From Every Sleep and Every Fall
For my father

“Not whether,” Mother says, “but when.” (“And how,” she could have added, but she doesn’t.) The point is, Dad is eighty-seven. Something’s going to happen.
He fell on Tuesday — that was what she called to tell me — right beside the bed, sometime past midnight. Dehydrated from a stomach bug, ions out of kilter, too weak to rise and too confused to find the pull cord in the dark to summon help, lacking means to rouse his wife of sixty-four years from sleep both sound and soundproof with her hearing aids turned off.
Two days of I-V fluids set him right again this time. By the time I heard about it he was sitting in the chair beside the hospital bed in comfort: coffee black and Wall Street Journal.
He’d tell me later that night was “unpleasant, yes,” but show more interest in the puzzle clues of how it came to happen than complaining. No denial, but why dwell on miseries successfully endured?
Getting really old, I think, takes courage: to rise from every sleep and every fall, recalling strength, diminished now, recalling clarity of thought, evasive now, to waken ever into gratitude, in love with life, not doubting or discounting what must yet be suffered, lost, surrendered, but eager nonetheless to countenance familiar beauties, like that ancient restless wanderer, to seek for something more, a bringer of new things, to be a mind still capable of wonder and surprise.

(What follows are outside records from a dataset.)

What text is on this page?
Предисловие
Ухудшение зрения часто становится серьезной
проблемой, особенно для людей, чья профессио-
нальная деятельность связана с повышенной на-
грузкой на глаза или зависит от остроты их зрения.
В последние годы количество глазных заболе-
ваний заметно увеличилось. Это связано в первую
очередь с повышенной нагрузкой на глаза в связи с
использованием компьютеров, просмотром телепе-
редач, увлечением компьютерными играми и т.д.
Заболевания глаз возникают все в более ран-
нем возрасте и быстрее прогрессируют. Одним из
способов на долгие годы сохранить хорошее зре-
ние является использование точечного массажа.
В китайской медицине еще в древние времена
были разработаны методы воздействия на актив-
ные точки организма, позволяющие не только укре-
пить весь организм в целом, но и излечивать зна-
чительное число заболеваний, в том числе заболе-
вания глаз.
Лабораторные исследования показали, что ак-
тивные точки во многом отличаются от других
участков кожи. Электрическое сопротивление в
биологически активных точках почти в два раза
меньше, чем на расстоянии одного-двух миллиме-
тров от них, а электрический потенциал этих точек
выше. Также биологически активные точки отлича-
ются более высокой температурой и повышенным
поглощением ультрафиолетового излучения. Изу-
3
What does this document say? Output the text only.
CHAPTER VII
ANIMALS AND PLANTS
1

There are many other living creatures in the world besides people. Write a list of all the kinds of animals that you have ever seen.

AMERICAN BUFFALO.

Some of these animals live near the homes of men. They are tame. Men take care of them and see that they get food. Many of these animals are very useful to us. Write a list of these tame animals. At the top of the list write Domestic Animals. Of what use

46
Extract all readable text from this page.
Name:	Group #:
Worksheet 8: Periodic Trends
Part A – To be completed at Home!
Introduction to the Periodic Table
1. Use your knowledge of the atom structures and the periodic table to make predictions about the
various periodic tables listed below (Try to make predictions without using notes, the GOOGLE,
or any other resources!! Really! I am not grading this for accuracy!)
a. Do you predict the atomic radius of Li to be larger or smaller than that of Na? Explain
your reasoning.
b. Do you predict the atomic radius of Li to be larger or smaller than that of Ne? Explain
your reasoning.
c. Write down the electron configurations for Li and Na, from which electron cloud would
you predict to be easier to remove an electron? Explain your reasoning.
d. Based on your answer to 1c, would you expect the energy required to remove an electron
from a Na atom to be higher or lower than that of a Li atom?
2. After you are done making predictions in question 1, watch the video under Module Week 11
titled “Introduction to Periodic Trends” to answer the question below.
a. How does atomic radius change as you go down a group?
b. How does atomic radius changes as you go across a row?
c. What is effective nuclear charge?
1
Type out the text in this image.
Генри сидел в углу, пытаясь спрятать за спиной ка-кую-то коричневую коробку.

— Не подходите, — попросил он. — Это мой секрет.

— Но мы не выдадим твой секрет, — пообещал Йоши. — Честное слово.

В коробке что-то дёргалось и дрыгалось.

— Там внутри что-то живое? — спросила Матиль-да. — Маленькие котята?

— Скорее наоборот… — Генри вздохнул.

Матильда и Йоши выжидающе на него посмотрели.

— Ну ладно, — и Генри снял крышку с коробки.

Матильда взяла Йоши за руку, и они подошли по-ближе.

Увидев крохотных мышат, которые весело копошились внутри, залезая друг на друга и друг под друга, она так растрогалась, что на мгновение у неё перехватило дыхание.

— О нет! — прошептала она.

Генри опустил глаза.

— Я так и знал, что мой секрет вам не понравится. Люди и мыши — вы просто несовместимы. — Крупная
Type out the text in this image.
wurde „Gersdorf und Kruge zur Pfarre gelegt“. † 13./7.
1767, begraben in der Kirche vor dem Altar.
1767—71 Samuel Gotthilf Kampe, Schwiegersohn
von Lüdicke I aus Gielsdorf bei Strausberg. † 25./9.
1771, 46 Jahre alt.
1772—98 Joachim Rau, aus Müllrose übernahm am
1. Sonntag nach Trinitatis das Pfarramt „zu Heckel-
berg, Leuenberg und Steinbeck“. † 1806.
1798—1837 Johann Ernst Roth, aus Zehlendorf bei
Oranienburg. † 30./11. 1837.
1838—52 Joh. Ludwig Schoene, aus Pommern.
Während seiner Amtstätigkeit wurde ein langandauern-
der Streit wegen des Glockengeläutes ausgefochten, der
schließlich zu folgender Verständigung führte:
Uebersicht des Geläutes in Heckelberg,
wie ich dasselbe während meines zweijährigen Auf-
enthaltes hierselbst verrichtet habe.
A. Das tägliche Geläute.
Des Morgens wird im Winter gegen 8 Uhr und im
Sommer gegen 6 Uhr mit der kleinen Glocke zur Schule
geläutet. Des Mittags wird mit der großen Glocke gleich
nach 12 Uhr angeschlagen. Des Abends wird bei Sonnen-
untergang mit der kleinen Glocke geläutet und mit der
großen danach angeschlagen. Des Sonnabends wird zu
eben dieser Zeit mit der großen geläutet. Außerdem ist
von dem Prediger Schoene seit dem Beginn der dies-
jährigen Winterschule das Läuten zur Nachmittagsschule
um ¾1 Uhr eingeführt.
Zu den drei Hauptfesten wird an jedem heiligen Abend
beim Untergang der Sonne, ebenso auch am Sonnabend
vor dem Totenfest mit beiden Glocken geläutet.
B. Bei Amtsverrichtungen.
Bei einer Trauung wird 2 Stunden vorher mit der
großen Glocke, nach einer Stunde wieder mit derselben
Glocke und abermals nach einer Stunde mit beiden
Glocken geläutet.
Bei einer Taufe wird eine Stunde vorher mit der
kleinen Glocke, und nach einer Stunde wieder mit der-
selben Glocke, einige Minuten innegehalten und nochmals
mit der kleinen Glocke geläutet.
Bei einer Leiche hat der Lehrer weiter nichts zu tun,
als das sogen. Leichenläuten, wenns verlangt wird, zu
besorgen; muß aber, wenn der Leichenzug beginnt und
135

That kind of courage. Not afraid of something happening, already happening, the slow fall into dreamless sleep, but rising yet again and yet again to taste the sweetness of the light.
This was first published in Camel City News.
My father died — of old age as much as anything — in January of 2019 at the age of 91. My mother, who had been in better health for years and seemed certain to outlive him, developed ovarian cancer two years earlier and died at 86 five weeks after being diagnosed.